Needing a saint to pray for you.

by K.W. Leslie, 07 June 2022

I know; the title might give you the idea I’m writing about praying to the saints in heaven. It’s an Orthodox, Roman Catholics, Lutheran, and Anglican practice—’cause they believe God resurrected the saints in heaven, so they’re alive. (So no, they’re not praying to dead people.) And same as prayer is talking with God, prayer to those saints is talking with those saints. So they figure, “Why not?” and bring their prayer needs to them—“Can you help me out with this?”

Jesus’s brother St. Jude, fr’instance. If you have a hopeless or desperate cause, popular belief is he’s the guy to go to; he specializes in prayers for hopeless causes.

This may be mighty Evangelical of me, but I still figure it makes way more sense to pray directly to Jesus. Nothing against his brother (or even his mom) but all Jude’s really gonna do is forward the prayer to his heavenly Father… and heck, I could talk to God. I already do.

Thing is, even good Evangelicals regularly go to saints with our prayer requests.

Yes we do. I’m talking about the saints here on earth. Living Christians. Like your pastor, or one of the elders in your church: “Can you pray for me about this?” We ask ’em to do the very same thing people ask of St. Jude. We have a really important request, feel it’s either a big ask or a hopeless cause, so we don’t trust our own prayers to work. So we figure we’d better go to someone who’s really good at prayer. Someone God is known to listen to.

Again, just like St. Jude. There is no difference between a Catholic praying to Jude, and a Baptist asking Pastor to keep her in his prayers. People who ask others to pray for them, on earth or in heaven, are attempting the very same thing: They want the prayers of a professional. An expert. Someone holier than them. You know, a saint.

God listens to saints, right? So their prayers oughta get better results than ours.

Inundated with prayer requests.

There’s absolutely nothing wrong with asking for prayer. Don’t get the idea I’m trying to discourage the practice. If you need something from God, and figure you know a Christian who’s tighter with God than you are, it makes perfect sense to go to that fellow Christian. Go ahead and ask ’em for their prayers.

But bear in mind who you’re going to… and bear in mind you’re likely not the only person asking for their prayers.

Pastors hear a lot of prayer requests. A lot. Ask your pastors sometime how many they get in a week. The number might boggle your mind. Especially when they do any chaplaincy work, and are regularly in situations where people need ’em to pray. If they lead bigger churches, naturally they get more requests.

Some of ’em wisely farm out these prayer requests to the church’s prayer team. Some of ’em don’t, and pray for all these things themselves—and can spend hours every day doing it. I’m not kidding: Hours.

And if St. Jude takes prayer requests, you know he gets a few million a day. Seriously, millions. A lot of people have desperate prayers!

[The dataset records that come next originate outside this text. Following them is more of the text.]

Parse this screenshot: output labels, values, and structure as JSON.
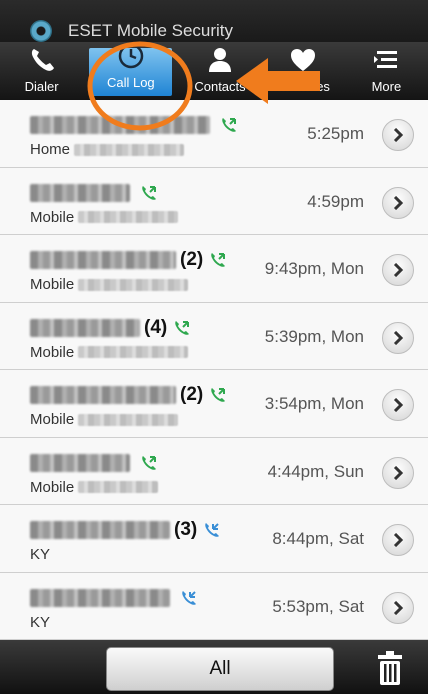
{
  "app": {
    "title": "ESET Mobile Security"
  },
  "tabs": [
    {
      "label": "Dialer",
      "icon": "phone-icon",
      "selected": false
    },
    {
      "label": "Call Log",
      "icon": "clock-icon",
      "selected": true
    },
    {
      "label": "Contacts",
      "icon": "person-icon",
      "selected": false
    },
    {
      "label": "Favorites",
      "icon": "heart-icon",
      "selected": false
    },
    {
      "label": "More",
      "icon": "menu-list-icon",
      "selected": false
    }
  ],
  "calls": [
    {
      "count": "",
      "call_type": "incoming",
      "number_type": "Home",
      "time": "5:25pm"
    },
    {
      "count": "",
      "call_type": "incoming",
      "number_type": "Mobile",
      "time": "4:59pm"
    },
    {
      "count": "(2)",
      "call_type": "incoming",
      "number_type": "Mobile",
      "time": "9:43pm, Mon"
    },
    {
      "count": "(4)",
      "call_type": "incoming",
      "number_type": "Mobile",
      "time": "5:39pm, Mon"
    },
    {
      "count": "(2)",
      "call_type": "incoming",
      "number_type": "Mobile",
      "time": "3:54pm, Mon"
    },
    {
      "count": "",
      "call_type": "incoming",
      "number_type": "Mobile",
      "time": "4:44pm, Sun"
    },
    {
      "count": "(3)",
      "call_type": "outgoing",
      "number_type": "KY",
      "time": "8:44pm, Sat"
    },
    {
      "count": "",
      "call_type": "outgoing",
      "number_type": "KY",
      "time": "5:53pm, Sat"
    }
  ],
  "bottom": {
    "filter_label": "All"
  },
  "colors": {
    "incoming": "#2fa84f",
    "outgoing": "#3a8fd6",
    "annotation": "#f07c1d",
    "selected_tab": "#3d9ae2"
  }
}
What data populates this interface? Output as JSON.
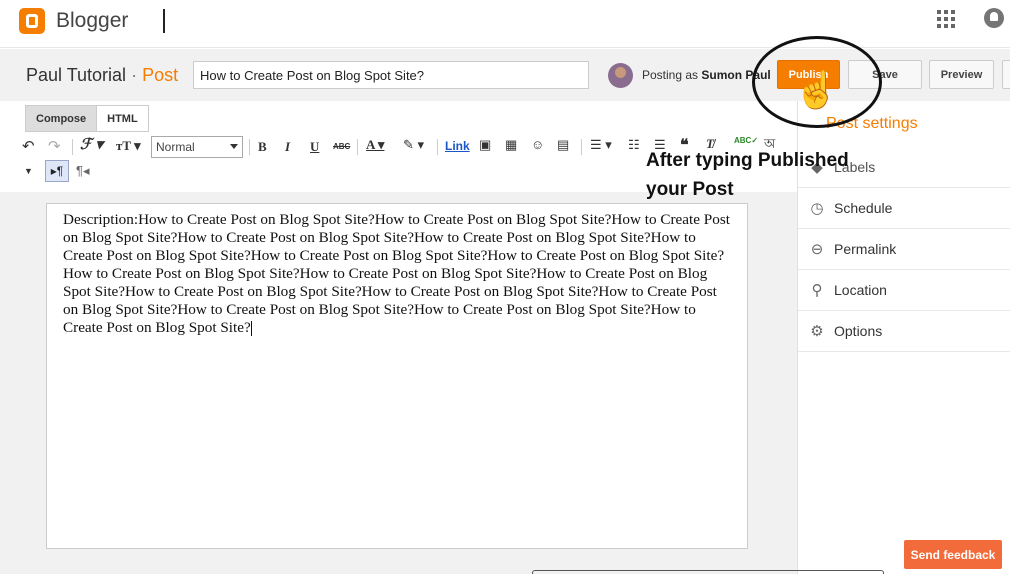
{
  "app": {
    "brand": "Blogger"
  },
  "header": {
    "blog_name": "Paul Tutorial",
    "separator": "·",
    "section": "Post",
    "title_value": "How to Create Post on Blog Spot Site?",
    "posting_as_prefix": "Posting as",
    "author": "Sumon Paul"
  },
  "actions": {
    "publish": "Publish",
    "save": "Save",
    "preview": "Preview"
  },
  "annotation": {
    "line1": "After typing Published",
    "line2": "your Post"
  },
  "editor": {
    "tabs": [
      "Compose",
      "HTML"
    ],
    "font_size_value": "Normal",
    "link_label": "Link",
    "content": "Description:How to Create Post on Blog Spot Site?How to Create Post on Blog Spot Site?How to Create Post on Blog Spot Site?How to Create Post on Blog Spot Site?How to Create Post on Blog Spot Site?How to Create Post on Blog Spot Site?How to Create Post on Blog Spot Site?How to Create Post on Blog Spot Site?How to Create Post on Blog Spot Site?How to Create Post on Blog Spot Site?How to Create Post on Blog Spot Site?How to Create Post on Blog Spot Site?How to Create Post on Blog Spot Site?How to Create Post on Blog Spot Site?How to Create Post on Blog Spot Site?How to Create Post on Blog Spot Site?How to Create Post on Blog Spot Site?"
  },
  "sidebar": {
    "title": "Post settings",
    "items": [
      {
        "label": "Labels",
        "icon": "tag-icon"
      },
      {
        "label": "Schedule",
        "icon": "clock-icon"
      },
      {
        "label": "Permalink",
        "icon": "link-icon"
      },
      {
        "label": "Location",
        "icon": "pin-icon"
      },
      {
        "label": "Options",
        "icon": "gear-icon"
      }
    ]
  },
  "feedback": "Send feedback",
  "colors": {
    "accent": "#f57d00",
    "feedback": "#f26b3a"
  }
}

So does the pope. So do the presidents and bishops of various Christian denominations. So do the pastors of megachurches. So do celebrity preachers, Christian pop stars, ministry leaders… even bloggers like me. Strangers presume we know what we’re doing when we pray, and ask us to pray for them.

Some of us do what we can. Others, honestly, not so much. Their blanket prayer every evening is simply, “God, take care of the requests of all the people who asked me to pray for them. Thanks.” Yes, that is all the praying they do. What, did you think they’d spend hours on their knees, sweating in agony over strangers’ requests for a new job, over a big decision, for that girl in their algebra class to notice them, for revenge against their political enemies? And yeah, there’s definitely some real concerns and suffering in there… but people have asked me to pray for truly ordinary stuff, so you know that’s included in the mix.

I’ve known ministers who really don’t like to be the saint people always tap when they have prayer requests. I’m pretty sure they’d greatly appreciate it if I wrote an article saying, “Hey, leave those ministers alone! Deal with it on your own! God hears you, same as them; you’re his kid, same as them; you don’t need to pester them!” But I’m gonna write no such thing, for two reasons:

  1. I’m not a dick. (Trying not to be, anyway.)
  2. Intercession is a good thing. We should pray for one another!

Yes God hears you same as them; yes you’re his kid same as them. But I don’t buy the idea that God heeds all petitioners equally. I don’t think the scriptures bear that out. Some people, God always heeds. Other people are silly or foolish, so he doesn’t.

Because part of their maturity process means they gotta stop the silliness and foolishness, get real with God… and come to him humbly. And part of humbling ourselves in the sight of the LORD is to humbly go to fellow Christians for help. It’s in bringing our prayer requests to one another, and letting them pray for us. It’s not that God’s more likely to listen to a saint; it’s that God hears the humble. So get humble!

And part of this humility is recognizing you don’t have to ask for prayers from celebrity Christians, church CEOs, or people whom other Christians consider important. Any mature Christian can pray for you, and there are plenty such Christians out there. It doesn’t have to be Pastor’s prayers—and you should be okay with it if it’s not Pastor’s prayers.